C'est grâce à deux artistes de génie en les personnes de Mahboub BATI (auteur-compositeur) et Dahmane El Harrachi (auteur-compositeur-interprète, qui a fait toute sa carrière artistique en France) que le chaâbi s'est modernisé en devenant un genre musical écouté aux quatre coins du pays. Ils ont su le populariser en l'Algérianisant définitivement. Avec eux, les chansons sont écrites dans la langue Algérienne et leurs thèmes se rapportent généralement à la vie de tous les jours( quoique le genre de Dahmane el HARRACHI est plus développé). Sur le plan musical, ils ont apporté la fraîcheur qui manquait tant au chaâbi. La musique de Mahboub BATI est reconnaissable à ses fioritures. Avec Dahmane El HARRACHI (de son vrai nom AMRANI Abderrahmane), c'est la mélodie qui prime avec néanmoins une légère coloration occidentale. L'exemple de la chanson ' ya rayah ' est très édifiant à ce propos, bien que composée dans le mode musical Sahli, il a su lui donner un cachet universel. Les conservateurs emploient le terme ' chansonnette ' pour qualifier l'œuvre de Mahboub BATI. C'est une façon pour eux de minimiser son apport à la musique chaâbi. Pour la plupart des mélomanes, chansonnette veut dire ' petite chanson ' comparée à la ' qacida ' mais en réalité la signification est tout autre, car chansonnette veut dire chanson frivole et sans prétention. En somme c'est une chanson qui ne fait pas le poids. Sans Mahboub BATI, la notoriété des chanteurs chaâbi de la fin des années soixante et le début des années soixante-dix, n'aurait jamais dépassé le cercle restreint des fêtes familiales algéroises. C'était l'époque où l'on s'accrochait toujours aux anciens textes du melhoun tout en sacrifiant la réalité immédiate. L'évolution du chââbi doit beaucoup à ce monument de la musique algérienne car beaucoup de chanteurs comme: Hachemi EL GUEROUABI, Boudjemaâ EL ANKIS, Amar EZZAHI, Amar EL ACHAB se sont faits d'abord connaître hors d'alger à travers les chansons de Mahboub BATI (de son vrai nom Mahboub SAFAR BATI ) et c'est de cette manière qu'ils ont pu faire passer le reste de leurs répertoires respectifs constituaient d'anciens textes de poésie populaire (melhoun), c'est ainsi que le chaâbi a fait une petite incursion dans les autres régions du pays qui avaient leurs propres genres populaires.

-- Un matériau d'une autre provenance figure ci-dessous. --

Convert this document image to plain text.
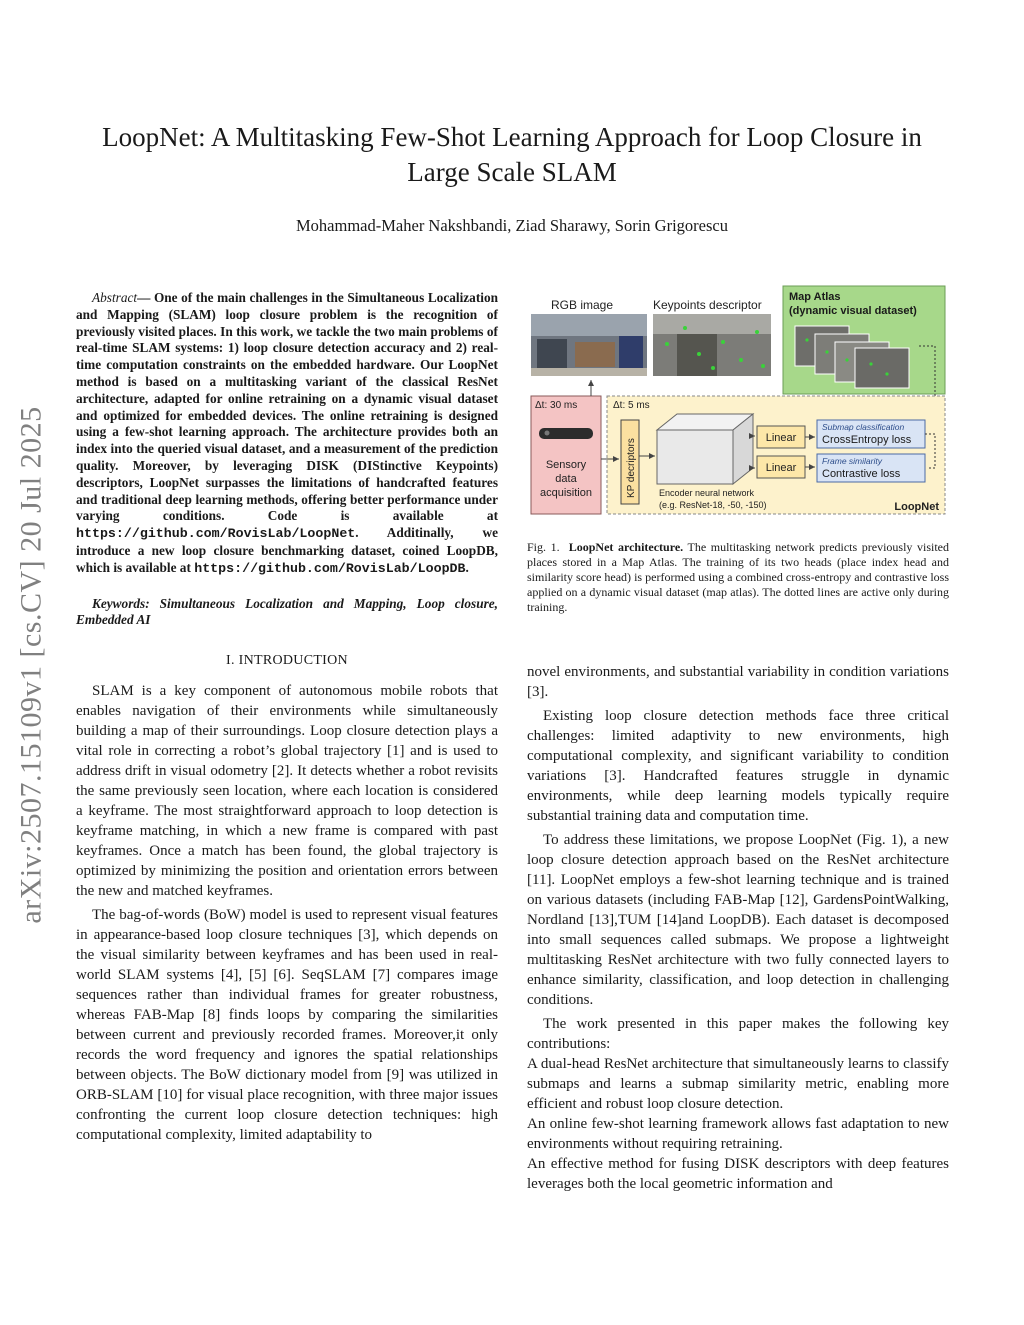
arXiv:2507.15109v1 [cs.CV] 20 Jul 2025
LoopNet: A Multitasking Few-Shot Learning Approach for Loop Closure in Large Scale SLAM
Mohammad-Maher Nakshbandi, Ziad Sharawy, Sorin Grigorescu

Abstract— One of the main challenges in the Simultaneous Localization and Mapping (SLAM) loop closure problem is the recognition of previously visited places. In this work, we tackle the two main problems of real-time SLAM systems: 1) loop closure detection accuracy and 2) real-time computation constraints on the embedded hardware. Our LoopNet method is based on a multitasking variant of the classical ResNet architecture, adapted for online retraining on a dynamic visual dataset and optimized for embedded devices. The online retraining is designed using a few-shot learning approach. The architecture provides both an index into the queried visual dataset, and a measurement of the prediction quality. Moreover, by leveraging DISK (DIStinctive Keypoints) descriptors, LoopNet surpasses the limitations of handcrafted features and traditional deep learning methods, offering better performance under varying conditions. Code is available at https://github.com/RovisLab/LoopNet. Additinally, we introduce a new loop closure benchmarking dataset, coined LoopDB, which is available at https://github.com/RovisLab/LoopDB.

Keywords: Simultaneous Localization and Mapping, Loop closure, Embedded AI

I. INTRODUCTION

SLAM is a key component of autonomous mobile robots that enables navigation of their environments while simultaneously building a map of their surroundings. Loop closure detection plays a vital role in correcting a robot’s global trajectory [1] and is used to address drift in visual odometry [2]. It detects whether a robot revisits the same previously seen location, where each location is considered a keyframe. The most straightforward approach to loop detection is keyframe matching, in which a new frame is compared with past keyframes. Once a match has been found, the global trajectory is optimized by minimizing the position and orientation errors between the new and matched keyframes.

The bag-of-words (BoW) model is used to represent visual features in appearance-based loop closure techniques [3], which depends on the visual similarity between keyframes and has been used in real-world SLAM systems [4], [5] [6]. SeqSLAM [7] compares image sequences rather than individual frames for greater robustness, whereas FAB-Map [8] finds loops by comparing the similarities between current and previously recorded frames. Moreover,it only records the word frequency and ignores the spatial relationships between objects. The BoW dictionary model from [9] was utilized in ORB-SLAM [10] for visual place recognition, with three major issues confronting the current loop closure detection techniques: high computational complexity, limited adaptability to

RGB image	Keypoints descriptor
Map Atlas
(dynamic visual dataset)
Δt: 30 ms
Sensory
data
acquisition
Δt: 5 ms
KP decriptors Encoder neural network
(e.g. ResNet-18, -50, -150)
Linear
Linear
Submap classification
CrossEntropy loss
Frame similarity
Contrastive loss
LoopNet
Fig. 1. LoopNet architecture. The multitasking network predicts previously visited places stored in a Map Atlas. The training of its two heads (place index head and similarity score head) is performed using a combined cross-entropy and contrastive loss applied on a dynamic visual dataset (map atlas). The dotted lines are active only during training.

novel environments, and substantial variability in condition variations [3].

Existing loop closure detection methods face three critical challenges: limited adaptivity to new environments, high computational complexity, and significant variability to condition variations [3]. Handcrafted features struggle in dynamic environments, while deep learning models typically require substantial training data and computation time.

To address these limitations, we propose LoopNet (Fig. 1), a new loop closure detection approach based on the ResNet architecture [11]. LoopNet employs a few-shot learning technique and is trained on various datasets (including FAB-Map [12], GardensPointWalking, Nordland [13],TUM [14]and LoopDB). Each dataset is decomposed into small sequences called submaps. We propose a lightweight multitasking ResNet architecture with two fully connected layers to enhance similarity, classification, and loop detection in challenging conditions.

The work presented in this paper makes the following key contributions:

A dual-head ResNet architecture that simultaneously learns to classify submaps and learns a submap similarity metric, enabling more efficient and robust loop closure detection.

An online few-shot learning framework allows fast adaptation to new environments without requiring retraining.

An effective method for fusing DISK descriptors with deep features leverages both the local geometric information and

La musique chaâbi utilise pour ses compositions les modes musicaux suivants: Moual, Zidane, âraq, Ghrib, Jarka, Reml maya, Sika,. Mezmoum, Sahli.

Le mode Sahli n'existe pas dans la musique arabo andalouse. On le retrouve seulement dans la musique populaire citadine. A constantine, ce mode musical s'appelle R'haoui et en orient-arabe, ce mode s'appelle Nahawand.

Le mot '' chaâbi '', a fait son entrée dans les dictionnaires de la langue française grâce à la reprise de la chanson '' ya rayah '' de Dahmane EL HARRACHI par Rachid TAHA. Ce dernier a fait d'elle un succès mondial. Elle a même été chantée dans plusieurs langues.